New Insights into the Effect of the Zeolites Framework Topology on the Esterification Reactions: A Comparative Study from Experiments and Theoretical Calculations

Abstract

Understanding the catalytic activity of protonic zeolites in biomass conversion allows design catalysts specific for various industrial applications resulting in a strong economic impact. The aim of the present work is to analyze the influence of the pore topology and density of active sites comparing H-ZSM-5, H-Beta and H-Y zeolites as solid acid catalysts for the esterification of oleic acid. The catalysts were characterized using XRF, N2 isotherms, NH3-TPD and, 27Al MAS-NMR techniques, catalytic tests were conducted in a batch reactor (20 bar N2, 100 ℃ and 600 RPM), theoretical investigations by DFT calculations were also performed.

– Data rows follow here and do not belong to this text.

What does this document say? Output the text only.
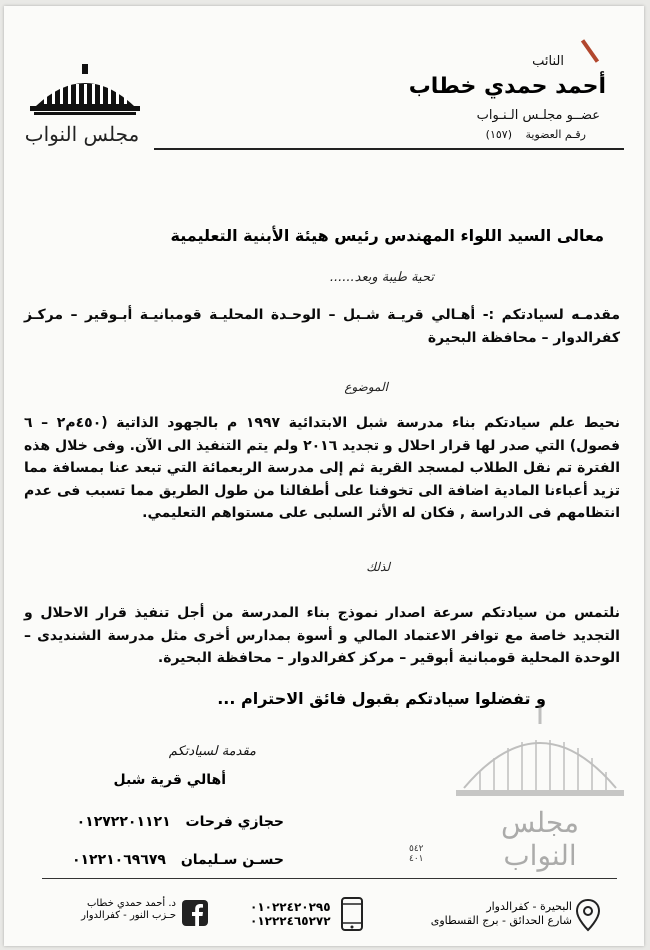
النائب
أحمد حمدي خطاب
عضــو مجلـس الـنـواب
رقـم العضوية (١٥٧)
مجلس النواب
معالى السيد اللواء المهندس رئيس هيئة الأبنية التعليمية
تحية طيبة وبعد......
مقدمـه لسيادتكم :- أهـالي قريـة شـبل – الوحـدة المحليـة قومبانيـة أبـوقير – مركـز كفرالدوار – محافظة البحيرة
الموضوع
نحيط علم سيادتكم بناء مدرسة شبل الابتدائية ١٩٩٧ م بالجهود الذاتية (٤٥٠م٢ – ٦ فصول) التي صدر لها قرار احلال و تجديد ٢٠١٦ ولم يتم التنفيذ الى الآن. وفى خلال هذه الفترة تم نقل الطلاب لمسجد القرية ثم إلى مدرسة الربعمائة التي تبعد عنا بمسافة مما تزيد أعباءنا المادية اضافة الى تخوفنا على أطفالنا من طول الطريق مما تسبب فى عدم انتظامهم فى الدراسة , فكان له الأثر السلبى على مستواهم التعليمي.
لذلك
نلتمس من سيادتكم سرعة اصدار نموذج بناء المدرسة من أجل تنفيذ قرار الاحلال و التجديد خاصة مع توافر الاعتماد المالي و أسوة بمدارس أخرى مثل مدرسة الشنديدى – الوحدة المحلية قومبانية أبوقير – مركز كفرالدوار – محافظة البحيرة.
و تفضلوا سيادتكم بقبول فائق الاحترام ...
مجلس النواب
مقدمة لسيادتكم
أهالي قرية شبل
حجازي فرحات ٠١٢٧٢٢٠١١٢١
حسـن سـليمان ٠١٢٢١٠٦٩٦٧٩
٥٤٢
٤٠١
البحيرة - كفرالدوار
شارع الحدائق - برج القسطاوى
٠١٠٢٢٤٢٠٢٩٥
٠١٢٢٢٤٦٥٢٧٢
د. أحمد حمدي خطاب
حـزب النور - كفرالدوار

Zeolites with lower Al density (H-Y and H-ZSM-5) showed higher acid strength, however, H-Beta showed higher conversion than H-ZSM-5 because in BEA-type structures the Al are found in places that are more accessible. H-Y was highly effective for this reaction (98% conversion) and exhibiting promising recyclability, which could be related to their high specific area, hydrophobicity effect and symbiosis between Brønsted acid sites and the presence of extra-framework aluminum inside the zeolite cavity. H-ZSM-5 showed a 70% conversion yield due to the high Si/Al ratio and the additional porosity of this de-aluminized material. DFT results showed that the channel system of H-Y and H-Beta zeolite framework favor the stabilization of coadsorbed species within their confined environments, and such effect could minimize the activation barrier in consecutive steps of the reaction. Our results suggest the use of protonic zeolites as strategic catalytic material in the recovery of oleaginous residues to obtain products with higher added value.